I did some similar edits with masks on more typical unstitched photos (45Mp RAW, Nikon D850), on a 16GB base 14" MBP, and had no hesitations or beach-balling, despite about 2GB swap usage.
If, however, I converted the file to a super-resolution dng file (180Mp) and then did masking edits, it struggled a bit, and Lightroom took more than 16GB RAM, with about 5GB swap. For masking edits on these sort of file sizes I would recommend 32GB, otherwise 16GB seems to be fine.
btw, I did the same edits on my 32GB 27" 2020 iMac. Interestingly, Lightroom used roughly half the amount of RAM as it did on the 14" MBP, for the exact same edits, and with zero swap. This observation pushes one towards getting more RAM, not less, on the M1 processors, for Lightroom.
The additional RAM usage on the 14" MBP appears to be for the GPU. If I disable the GPU acceleration in Lightroom on the 14" MBP, it uses less than half the RAM, with no swap. But zooming and sliders become a little choppy.
I think if I was to buy this MBP again for a primary computer for photo-editing (which it is not, for me), I would get the base model but with 32GB RAM and 1TB or 2TB SSD.
I should point out that the Lightroom editing experience is far superior on the 27" iMac.
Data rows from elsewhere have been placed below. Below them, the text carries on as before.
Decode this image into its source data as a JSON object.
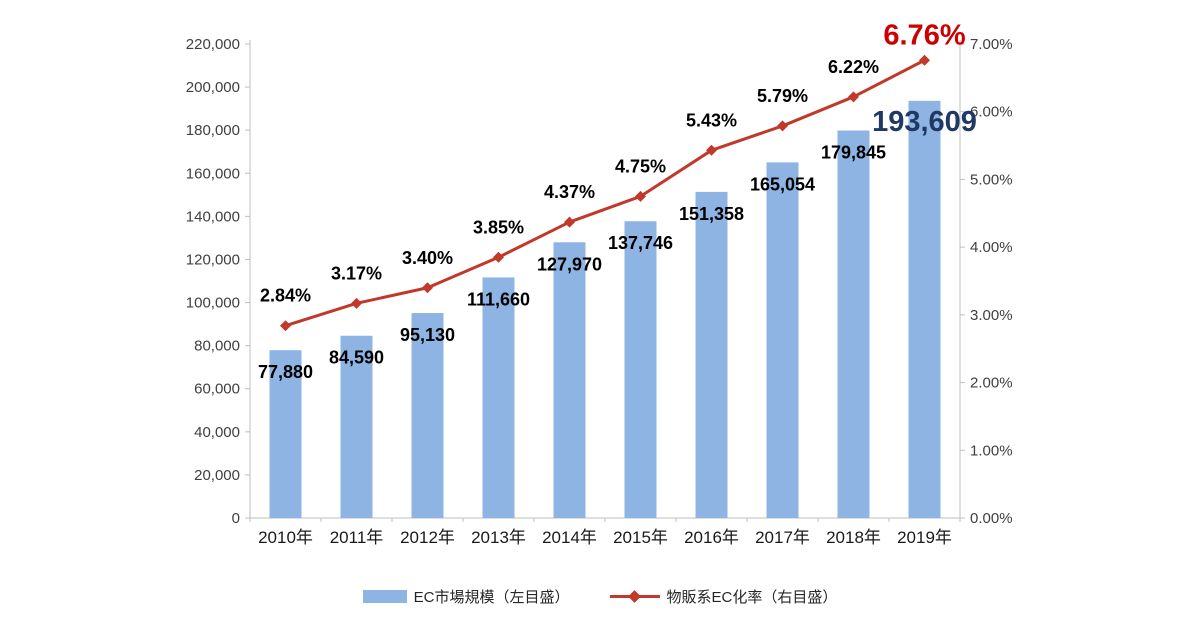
{
  "chart_data": {
    "type": "bar",
    "subtype": "bar+line combo, dual axis",
    "categories": [
      "2010年",
      "2011年",
      "2012年",
      "2013年",
      "2014年",
      "2015年",
      "2016年",
      "2017年",
      "2018年",
      "2019年"
    ],
    "series": [
      {
        "name": "EC市場規模（左目盛）",
        "type": "bar",
        "axis": "left",
        "color": "#8EB4E3",
        "values": [
          77880,
          84590,
          95130,
          111660,
          127970,
          137746,
          151358,
          165054,
          179845,
          193609
        ],
        "labels": [
          "77,880",
          "84,590",
          "95,130",
          "111,660",
          "127,970",
          "137,746",
          "151,358",
          "165,054",
          "179,845",
          "193,609"
        ]
      },
      {
        "name": "物販系EC化率（右目盛）",
        "type": "line",
        "axis": "right",
        "color": "#C0392B",
        "marker": "diamond",
        "values": [
          2.84,
          3.17,
          3.4,
          3.85,
          4.37,
          4.75,
          5.43,
          5.79,
          6.22,
          6.76
        ],
        "labels": [
          "2.84%",
          "3.17%",
          "3.40%",
          "3.85%",
          "4.37%",
          "4.75%",
          "5.43%",
          "5.79%",
          "6.22%",
          "6.76%"
        ]
      }
    ],
    "left_axis": {
      "min": 0,
      "max": 220000,
      "step": 20000,
      "tick_labels": [
        "0",
        "20,000",
        "40,000",
        "60,000",
        "80,000",
        "100,000",
        "120,000",
        "140,000",
        "160,000",
        "180,000",
        "200,000",
        "220,000"
      ]
    },
    "right_axis": {
      "min": 0,
      "max": 7,
      "step": 1,
      "tick_labels": [
        "0.00%",
        "1.00%",
        "2.00%",
        "3.00%",
        "4.00%",
        "5.00%",
        "6.00%",
        "7.00%"
      ]
    },
    "highlight": {
      "last_index": 9,
      "bar_label_color": "#1F3864",
      "line_label_color": "#CC0000",
      "normal_label_color": "#000000"
    },
    "grid": "off",
    "legend_position": "bottom",
    "title": ""
  },
  "legend": {
    "items": [
      {
        "label": "EC市場規模（左目盛）",
        "swatch": "bar"
      },
      {
        "label": "物販系EC化率（右目盛）",
        "swatch": "line-diamond"
      }
    ]
  }
}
I was able to do the edits about twice as fast - not because it processed it faster, but due to the larger screen and trackpad. Much less time wasted panning and zooming. There is no substitute for a 27" 5K screen. This should be the number one priority for anyone serious about photo editing, not RAM. Unfortunately a 5K screen is quite expensive (~$1300) when not bundled in an iMac.
EDIT: As others have pointed out, there are much more affordable 4K monitors available, which would achieve the same objective.